I think the third question was linear inventory.
Last year, we finished the year 30% of the linear inventory could be was capable of having a targeted ad within it. By the end of 2026, we're looking to bring that up to 50%. Obviously, we will not be using anywhere near 50% for the targeted industry to targeted advertising, because we can now make the choice both for advertisers and for ITV about what is the best use of that inventory. Is it better to use it for a targeted ad, or is it better in a mass reach campaign? One of the reasons we've got, you know, we've doubled down on sport is that those big live audiences are more valuable than ever.
You know, we would not be doing a targeted ad in the World Cup because that is the only place an advertiser can get the huge audience that we attract. Over the course of this coming year, you will see coming out of ITV Commercial a few more ad products where they will be, they've already developed them in conjunction with advertisers, and they're releasing those to do that targeted advertising in live streams.
My question was not about targeted advertising. It's more being able to buy linear advertising on a digital platform, right? Because all the agencies are developing those AI platform that they're gonna give to their clients, where clients can buy across media at a click of a button. So if TV is not on those platform, some clients will be lazy and maybe de-emphasize TV. So it's more on whether you can buy digitally the linear advertising.
Yeah.
Yeah. Understood and absolutely. The commercial teams are really engaged with the agencies, both on the buy side in terms of buying linear inventory. Also, doing the outcomes work, launching Lantern in conjunction with Sky and Channel 4 to give measurability, all of the work we're doing to demonstrate the value of TV. If those models are rational, it will. TV should benefit because we have the highest ROI o f any media.
Yeah.
Absolutely, we're working with them.
Is that what you meant, Julien?
Thank you.
Yeah, good. Okay.
Yeah, it was... Well, not only working with agencies, but that, you know...
With platforms.
Your linear and linear can do both at a click of a button on those platform alongside...
Yeah
... Google and Meta...
Yeah
... you know.
Yeah.
Not only ITVX are targeted, the, you know, the whole inventory basically.

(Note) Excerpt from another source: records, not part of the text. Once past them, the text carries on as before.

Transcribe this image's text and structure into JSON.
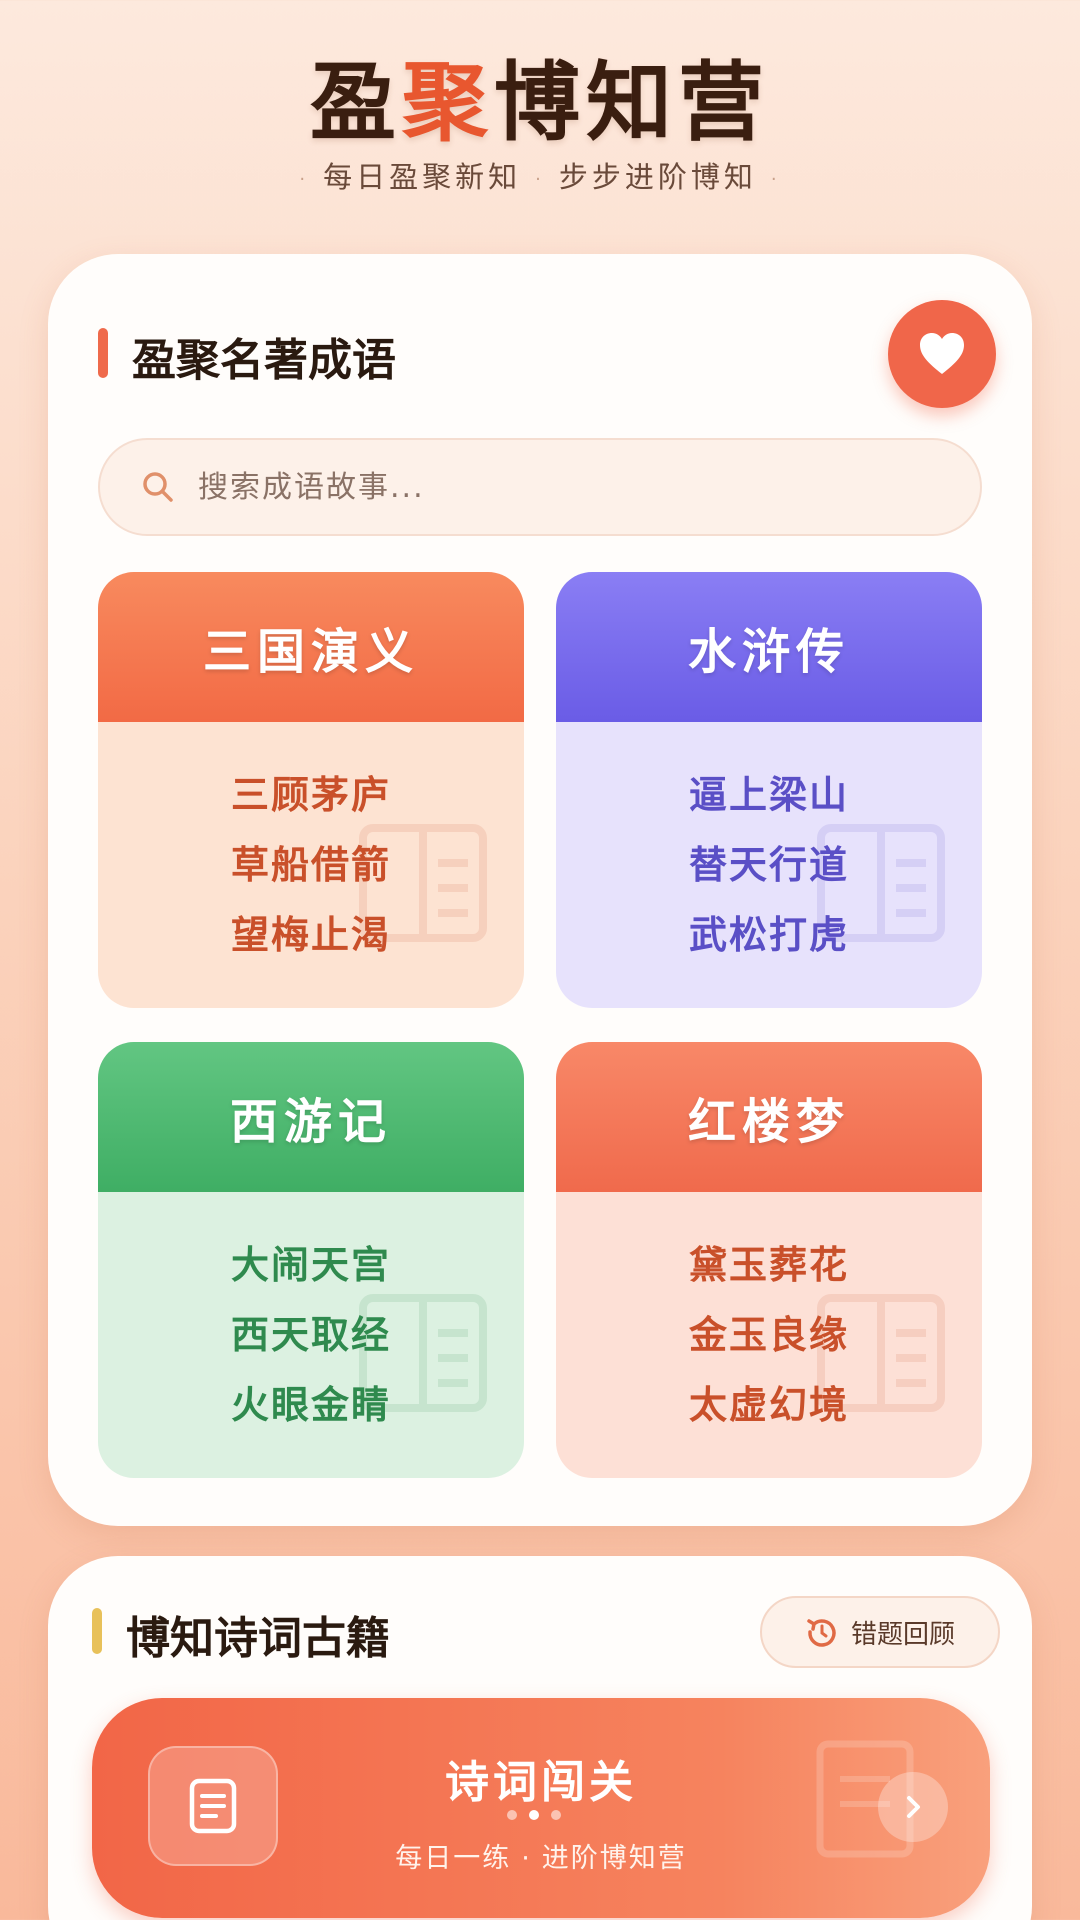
{
  "header": {
    "title_part1": "盈",
    "title_accent": "聚",
    "title_part2": "博知营",
    "subtitle_left": "每日盈聚新知",
    "subtitle_right": "步步进阶博知",
    "dot": "·"
  },
  "idioms_section": {
    "title": "盈聚名著成语",
    "bar_color": "#ef6a4b",
    "favorite_icon": "heart-icon",
    "search": {
      "placeholder": "搜索成语故事...",
      "icon": "search-icon"
    },
    "books": [
      {
        "name": "三国演义",
        "head_color": "#f47a4f",
        "body_color": "#fde3d2",
        "text_color": "#c9502a",
        "idioms": [
          "三顾茅庐",
          "草船借箭",
          "望梅止渴"
        ]
      },
      {
        "name": "水浒传",
        "head_color": "#7a6cf0",
        "body_color": "#e7e2fc",
        "text_color": "#5a4fc6",
        "idioms": [
          "逼上梁山",
          "替天行道",
          "武松打虎"
        ]
      },
      {
        "name": "西游记",
        "head_color": "#4fba72",
        "body_color": "#dcf1e1",
        "text_color": "#2f8a4e",
        "idioms": [
          "大闹天宫",
          "西天取经",
          "火眼金睛"
        ]
      },
      {
        "name": "红楼梦",
        "head_color": "#f4785a",
        "body_color": "#fde0d6",
        "text_color": "#c9502a",
        "idioms": [
          "黛玉葬花",
          "金玉良缘",
          "太虚幻境"
        ]
      }
    ]
  },
  "poetry_section": {
    "title": "博知诗词古籍",
    "bar_color": "#e8c15a",
    "review_button": {
      "label": "错题回顾",
      "icon": "history-icon"
    },
    "challenge": {
      "title": "诗词闯关",
      "subtitle_left": "每日一练",
      "subtitle_sep": "·",
      "subtitle_right": "进阶博知营",
      "icon": "document-icon",
      "arrow_icon": "chevron-right-icon"
    }
  }
}
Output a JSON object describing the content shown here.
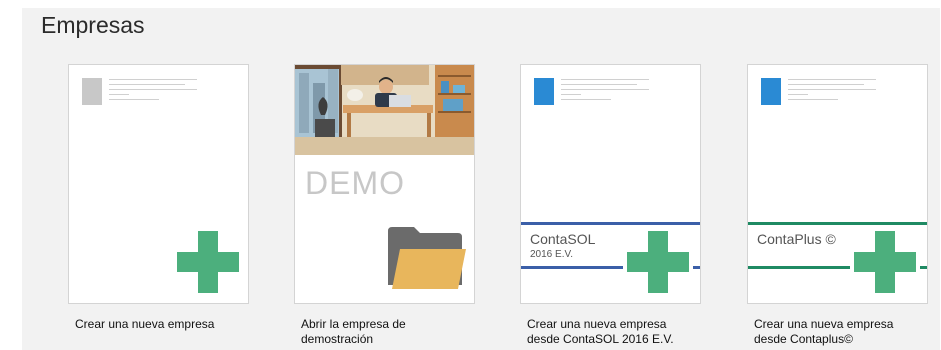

Yeah. I suppose that goes to the distribution strategy, our distribution strategy is to be as in, as, you know, as many places. I mean, I think we've got something like 98% coverage now of all platforms, with ITVX. You know, a bit lower than that for our channels. You know, our strategy is to be in as many places as possible on the right commercial terms, which then allows us to benefit from their reach and, our inventory.
Thank you.
Thank you.
We have no further questions at this time, so I'd like to hand back to Carolyn for closing remarks.
Just want to say thanks very much for joining us today. We know it's a very busy day out there. Thanks for your time. Bye for now.